Paul Goble
Staunton, Aug. 18 – The National Accent portal, which supports and covers Moscow’s nationality policies, has launched a series of films on how various non-Russian peoples joined what the portal calls “the friendly family of peoples of Russia.’ The first to get the treatment are the Setu and the Kalmyks, but the next such films are to cover the Circassians and Altai people.
This is an expansion into the popular domain by the Putin regime of ideas that Soviet historians promoted as well. (For the most comprehensive examination of that effort, see Lowell Tillett’s 1969 classic study The Great Friendship.) (nazaccent.ru/content/44391-nacionalnyj-akcent-pristupil-k-semkam-filma-o-tom-kak-kalmykiya-voshla-v-sostav-rossii/).
In a few cases, the story of the absorption of the non-Russian nations can easily be made to fit the Procrustean bed Moscow is insisting on, that they joined voluntarily and have lived happily ever afterwards with a Russian dominated and Russifying social and political system. But for most, the situation was and remains fundamentally different.
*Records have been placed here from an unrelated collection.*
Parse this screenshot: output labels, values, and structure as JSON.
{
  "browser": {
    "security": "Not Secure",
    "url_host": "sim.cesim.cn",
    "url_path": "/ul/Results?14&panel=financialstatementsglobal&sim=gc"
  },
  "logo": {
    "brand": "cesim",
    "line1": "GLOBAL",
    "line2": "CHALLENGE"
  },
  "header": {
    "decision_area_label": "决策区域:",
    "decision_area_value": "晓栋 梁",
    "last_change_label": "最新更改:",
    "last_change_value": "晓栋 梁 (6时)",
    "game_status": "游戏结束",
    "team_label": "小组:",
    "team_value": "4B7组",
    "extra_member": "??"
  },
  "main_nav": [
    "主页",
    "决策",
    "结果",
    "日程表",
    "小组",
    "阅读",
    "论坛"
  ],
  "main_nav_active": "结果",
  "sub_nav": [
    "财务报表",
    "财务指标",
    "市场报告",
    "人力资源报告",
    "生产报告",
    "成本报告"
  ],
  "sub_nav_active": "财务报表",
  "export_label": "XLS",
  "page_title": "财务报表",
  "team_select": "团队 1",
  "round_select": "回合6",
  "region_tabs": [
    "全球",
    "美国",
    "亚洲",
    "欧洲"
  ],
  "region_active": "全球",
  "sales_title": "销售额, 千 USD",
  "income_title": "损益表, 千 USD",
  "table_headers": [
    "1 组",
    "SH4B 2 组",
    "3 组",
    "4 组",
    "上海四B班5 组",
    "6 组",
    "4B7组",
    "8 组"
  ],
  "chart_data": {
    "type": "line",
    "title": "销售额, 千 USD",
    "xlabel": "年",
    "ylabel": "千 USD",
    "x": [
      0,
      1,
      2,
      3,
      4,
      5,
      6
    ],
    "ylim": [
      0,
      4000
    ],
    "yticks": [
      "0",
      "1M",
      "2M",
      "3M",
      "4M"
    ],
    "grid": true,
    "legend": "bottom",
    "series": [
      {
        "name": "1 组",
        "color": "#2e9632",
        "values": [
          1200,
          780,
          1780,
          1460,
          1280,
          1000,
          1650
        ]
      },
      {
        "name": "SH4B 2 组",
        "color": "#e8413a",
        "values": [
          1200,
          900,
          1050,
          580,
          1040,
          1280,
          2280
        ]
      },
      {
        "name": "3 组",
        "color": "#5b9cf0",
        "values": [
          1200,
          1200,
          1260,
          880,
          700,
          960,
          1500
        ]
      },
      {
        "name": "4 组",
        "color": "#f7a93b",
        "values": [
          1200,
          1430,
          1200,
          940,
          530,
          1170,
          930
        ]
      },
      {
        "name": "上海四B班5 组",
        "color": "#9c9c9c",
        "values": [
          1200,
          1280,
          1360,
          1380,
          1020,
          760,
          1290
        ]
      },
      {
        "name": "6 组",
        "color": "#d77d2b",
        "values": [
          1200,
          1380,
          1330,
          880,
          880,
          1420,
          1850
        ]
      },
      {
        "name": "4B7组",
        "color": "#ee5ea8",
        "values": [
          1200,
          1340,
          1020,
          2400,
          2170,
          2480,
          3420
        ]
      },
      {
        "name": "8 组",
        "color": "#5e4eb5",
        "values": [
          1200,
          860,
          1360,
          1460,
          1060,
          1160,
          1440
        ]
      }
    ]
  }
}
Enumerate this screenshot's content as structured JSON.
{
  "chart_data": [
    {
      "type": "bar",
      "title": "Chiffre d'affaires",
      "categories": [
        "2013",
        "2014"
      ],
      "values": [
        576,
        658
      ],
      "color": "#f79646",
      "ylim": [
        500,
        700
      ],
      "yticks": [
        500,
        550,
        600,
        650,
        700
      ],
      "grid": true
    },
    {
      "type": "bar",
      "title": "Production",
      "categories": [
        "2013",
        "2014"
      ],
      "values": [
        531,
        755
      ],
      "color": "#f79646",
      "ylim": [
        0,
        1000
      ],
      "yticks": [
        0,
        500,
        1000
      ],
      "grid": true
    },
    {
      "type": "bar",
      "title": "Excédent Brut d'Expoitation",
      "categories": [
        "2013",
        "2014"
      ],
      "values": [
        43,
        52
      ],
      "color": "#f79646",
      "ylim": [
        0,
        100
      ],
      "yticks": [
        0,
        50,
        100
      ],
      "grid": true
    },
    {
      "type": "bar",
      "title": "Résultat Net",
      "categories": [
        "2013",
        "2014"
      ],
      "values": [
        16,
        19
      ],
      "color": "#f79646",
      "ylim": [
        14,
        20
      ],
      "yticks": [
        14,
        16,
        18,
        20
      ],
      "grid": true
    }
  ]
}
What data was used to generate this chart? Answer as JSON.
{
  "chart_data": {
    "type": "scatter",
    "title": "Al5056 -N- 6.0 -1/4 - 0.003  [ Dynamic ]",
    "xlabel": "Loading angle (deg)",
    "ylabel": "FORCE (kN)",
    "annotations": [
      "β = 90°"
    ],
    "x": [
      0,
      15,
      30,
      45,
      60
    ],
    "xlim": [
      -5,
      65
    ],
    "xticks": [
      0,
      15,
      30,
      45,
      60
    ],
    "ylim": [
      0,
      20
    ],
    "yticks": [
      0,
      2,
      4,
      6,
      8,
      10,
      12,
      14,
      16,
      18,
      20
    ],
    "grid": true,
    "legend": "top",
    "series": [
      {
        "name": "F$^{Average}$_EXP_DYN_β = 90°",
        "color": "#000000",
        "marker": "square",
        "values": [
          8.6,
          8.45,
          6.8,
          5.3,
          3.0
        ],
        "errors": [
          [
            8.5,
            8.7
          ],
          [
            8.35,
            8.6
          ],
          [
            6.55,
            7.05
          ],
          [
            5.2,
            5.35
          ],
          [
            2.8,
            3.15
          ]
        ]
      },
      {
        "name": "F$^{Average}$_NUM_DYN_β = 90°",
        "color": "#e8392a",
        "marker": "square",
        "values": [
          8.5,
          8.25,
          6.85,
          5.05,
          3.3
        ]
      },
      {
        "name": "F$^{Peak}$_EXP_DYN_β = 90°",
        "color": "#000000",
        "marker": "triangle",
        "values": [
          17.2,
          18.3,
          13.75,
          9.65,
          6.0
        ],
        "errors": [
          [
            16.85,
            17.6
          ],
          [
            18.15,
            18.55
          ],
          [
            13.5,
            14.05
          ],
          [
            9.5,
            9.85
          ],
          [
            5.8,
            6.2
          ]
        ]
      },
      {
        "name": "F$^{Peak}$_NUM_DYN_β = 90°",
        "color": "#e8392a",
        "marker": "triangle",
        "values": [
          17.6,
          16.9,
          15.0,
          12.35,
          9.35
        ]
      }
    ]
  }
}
The Circassians are certainly among the latter category. They fought against Russian occupation for 101 years, were subject to a genocidal mass deportation at the end of that conflict, then were divided into a series of nationalities by the Soviet system, something the Russian Federation continues, and are actively seeking to unite and restore a Circassian state.
Consequently, in their case, putting out a film which whitewashes all of this and promotes a completely false alternative version of their history is more likely to offend than convince – and even to spark additional resistance to Russification. It will be interesting to see whether National Accent continues or quietly shelves it lest it make the situation for Moscow worse.